The different values of hydraulic properties obtained between the three seeds species (Table2) should be related to the different cumulative imbibition curves measured in the three species. Thus, the higher Ks obtained in vetch, which indicates larger capacity to uptake water at near saturated conditions, is consistent with the faster imbibition process of this seed in distilled water (Fig. 6c). Furthermore, the larger value of α in vetch, which suggest a faster decrease of K(h) at relatively low negative values of water potentials (Fig. 10), agrees with the significant lower water uptake of this seed at -1.5 and -2.5 MPa (Fig. 6c), and suggests that vetch is more sensitive to high negative water potentials. The opposite behavior of α observed in barley and wheat resulted in faster water imbibition at more negative water potential. These results would suggest that, while vetch is a seed adapted to rapid germination under favorable water conditions, barley and wheat can probably hydrated under more restrictive conditions of water potential.

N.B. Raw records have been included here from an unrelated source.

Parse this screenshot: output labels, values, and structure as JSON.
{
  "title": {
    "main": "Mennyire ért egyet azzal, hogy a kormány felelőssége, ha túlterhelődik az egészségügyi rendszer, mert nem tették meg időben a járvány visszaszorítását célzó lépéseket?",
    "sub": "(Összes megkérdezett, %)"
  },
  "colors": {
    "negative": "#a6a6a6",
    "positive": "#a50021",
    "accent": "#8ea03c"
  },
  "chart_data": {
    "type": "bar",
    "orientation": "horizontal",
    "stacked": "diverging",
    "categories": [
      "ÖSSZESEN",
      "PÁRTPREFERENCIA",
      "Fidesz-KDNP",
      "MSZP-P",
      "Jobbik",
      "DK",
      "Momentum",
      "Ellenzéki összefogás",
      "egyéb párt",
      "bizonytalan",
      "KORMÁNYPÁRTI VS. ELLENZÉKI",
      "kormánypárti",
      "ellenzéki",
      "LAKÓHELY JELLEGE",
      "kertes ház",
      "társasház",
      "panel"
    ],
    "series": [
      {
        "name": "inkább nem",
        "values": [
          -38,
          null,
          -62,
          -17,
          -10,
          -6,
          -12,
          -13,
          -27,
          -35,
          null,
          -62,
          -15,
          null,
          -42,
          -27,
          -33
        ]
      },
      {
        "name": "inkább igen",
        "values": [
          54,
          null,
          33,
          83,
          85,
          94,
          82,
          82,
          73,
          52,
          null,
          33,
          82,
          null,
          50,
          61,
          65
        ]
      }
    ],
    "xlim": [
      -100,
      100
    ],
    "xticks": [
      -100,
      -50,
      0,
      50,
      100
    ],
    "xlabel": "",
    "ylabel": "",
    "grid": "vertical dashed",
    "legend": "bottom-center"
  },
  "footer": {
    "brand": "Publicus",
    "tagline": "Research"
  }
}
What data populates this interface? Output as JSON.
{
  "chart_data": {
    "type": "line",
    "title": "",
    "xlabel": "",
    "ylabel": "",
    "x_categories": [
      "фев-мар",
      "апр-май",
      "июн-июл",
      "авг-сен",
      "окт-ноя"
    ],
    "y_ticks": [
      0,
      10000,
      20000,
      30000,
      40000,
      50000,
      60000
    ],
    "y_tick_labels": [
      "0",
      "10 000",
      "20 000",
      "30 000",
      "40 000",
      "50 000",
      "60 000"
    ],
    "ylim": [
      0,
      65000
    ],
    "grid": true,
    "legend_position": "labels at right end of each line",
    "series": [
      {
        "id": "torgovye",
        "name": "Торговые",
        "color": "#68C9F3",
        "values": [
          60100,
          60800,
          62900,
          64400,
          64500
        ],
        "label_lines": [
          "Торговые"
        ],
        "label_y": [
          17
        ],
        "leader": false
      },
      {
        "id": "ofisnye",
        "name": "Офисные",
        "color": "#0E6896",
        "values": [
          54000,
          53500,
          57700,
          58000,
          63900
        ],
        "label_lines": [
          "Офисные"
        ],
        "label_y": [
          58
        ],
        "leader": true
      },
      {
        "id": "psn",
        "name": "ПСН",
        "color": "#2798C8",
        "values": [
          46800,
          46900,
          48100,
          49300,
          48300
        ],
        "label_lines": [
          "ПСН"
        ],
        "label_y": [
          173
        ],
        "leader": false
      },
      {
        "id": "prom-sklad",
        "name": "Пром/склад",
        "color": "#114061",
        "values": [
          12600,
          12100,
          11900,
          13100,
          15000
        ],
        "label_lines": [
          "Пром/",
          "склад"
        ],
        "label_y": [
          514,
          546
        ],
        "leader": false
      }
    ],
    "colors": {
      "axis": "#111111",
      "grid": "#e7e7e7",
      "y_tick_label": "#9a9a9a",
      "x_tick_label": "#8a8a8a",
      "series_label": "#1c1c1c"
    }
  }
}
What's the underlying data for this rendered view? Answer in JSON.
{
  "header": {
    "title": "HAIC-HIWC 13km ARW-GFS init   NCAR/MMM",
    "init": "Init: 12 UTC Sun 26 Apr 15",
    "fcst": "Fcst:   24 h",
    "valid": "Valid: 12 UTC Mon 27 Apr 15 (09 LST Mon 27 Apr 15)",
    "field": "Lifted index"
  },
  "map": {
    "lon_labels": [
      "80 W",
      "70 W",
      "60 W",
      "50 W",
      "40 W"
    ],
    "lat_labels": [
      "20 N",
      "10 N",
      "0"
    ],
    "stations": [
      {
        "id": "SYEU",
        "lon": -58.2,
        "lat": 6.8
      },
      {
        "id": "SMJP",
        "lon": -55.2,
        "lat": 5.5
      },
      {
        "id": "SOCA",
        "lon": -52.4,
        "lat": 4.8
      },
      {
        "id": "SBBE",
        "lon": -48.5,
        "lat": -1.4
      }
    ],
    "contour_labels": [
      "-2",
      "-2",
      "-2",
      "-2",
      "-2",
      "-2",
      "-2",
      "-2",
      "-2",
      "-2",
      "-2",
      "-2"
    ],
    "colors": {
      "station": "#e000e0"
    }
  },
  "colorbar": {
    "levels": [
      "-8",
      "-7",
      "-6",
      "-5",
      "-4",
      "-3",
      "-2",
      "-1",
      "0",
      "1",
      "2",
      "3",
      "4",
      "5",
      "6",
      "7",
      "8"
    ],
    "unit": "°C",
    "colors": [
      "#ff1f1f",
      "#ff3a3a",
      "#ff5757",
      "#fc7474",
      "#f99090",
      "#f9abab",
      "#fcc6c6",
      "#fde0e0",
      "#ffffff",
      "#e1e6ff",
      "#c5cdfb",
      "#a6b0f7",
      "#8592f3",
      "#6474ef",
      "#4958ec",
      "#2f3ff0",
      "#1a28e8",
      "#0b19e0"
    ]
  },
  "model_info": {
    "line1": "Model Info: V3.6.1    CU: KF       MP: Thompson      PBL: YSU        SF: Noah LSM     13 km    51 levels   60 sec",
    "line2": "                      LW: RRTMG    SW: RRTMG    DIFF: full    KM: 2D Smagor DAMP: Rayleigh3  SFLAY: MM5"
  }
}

However, in spite the good fits obtained between experimental and optimized imbibition curves, further efforts should be done to overcome the simplifications assumed in the paper, such as the constant volume of the seed assumed during the imbibition process or the homogeneous distribution of the hydraulic properties within in the seed volume. On the other hand, alternative techniques, such as photogrammetry (Moret-Fernández et al. 2016b) or laser rangefinder (Rossi et al. 2008), should be also considered to obtain a more accurate reproduction of the seed shape. Finally, it should be noted that this work is only intended to show a new procedure to estimate the hydraulic properties of a seed, and do not statistically compare hydraulic properties within and between different species. For this last point, replications of seed measurements and the corresponding analysis of variance should be included. Currently, PEG experiments applied in seed ecology studies are used to establish the water potential threshold below which seeds cannot germinate (Dürr et al. 2015; Frischie et al. 2019) and it is assumed that germination at very negative water potentials is an indicator of adaptation to arid environments. However, based on results obtained in this work, seed hydraulic properties could be used as a new indicator to study seed adaptation to aridity. Thus, while Ks would be an indicator of the capacity of a seed to absorb water at near saturation conditions, the α and n parameters would indicate the capacity of seed to imbibe under water stress. This methodology could also be useful to study the changes of seeds from dormant to non-dormant states, changes that depend on the hard, impermeable layers that surround the seeds (Penfield 2017), or to distinguish whether the lack of imbibition is due to the existence of a very negative potential germination threshold or to a very low Ks due to the impermeable seed coat. Finally, the application of this methodology would also allow us to understand the role of the shape and size of the seeds (Wang et al. 2004; Dias Laumann et al. 2023) or the presence of awns, wings, hairs, elaiosomes or mucilage on the imbibition process (Bochenková et al. 2017, De Paula 2015 or López-Vila and García-Fayos 2005).

Conclusions

The seed can be considered as a porous material, which hydraulic properties can be estimated from the inverse analysis of several imbibition curves measured at different boundary water potentials. Therefore, we present a new methodology to determine the hydraulic conductivity function and water retention curve of a seed during the imbibition process and demonstrate its feasibility. This new methodology can be used in very different fields involving seed imbibition (agronomy, forestry, restoration ecology or seed ecology). In addition, these new findings could serve as cornerstone to simulate and study the seed imbibition process in any scenario, that, until now, have been difficult to reproduce. For instance, this new information will allow study and simulate the effect of soil type on the hydration process, the rate of seed hydration as a function of sowing depth, define optimal germination windows as a function of climatic conditions and soil type, or assess the relationship between seed morphology and the hydraulic properties of the adjacent soil, among others.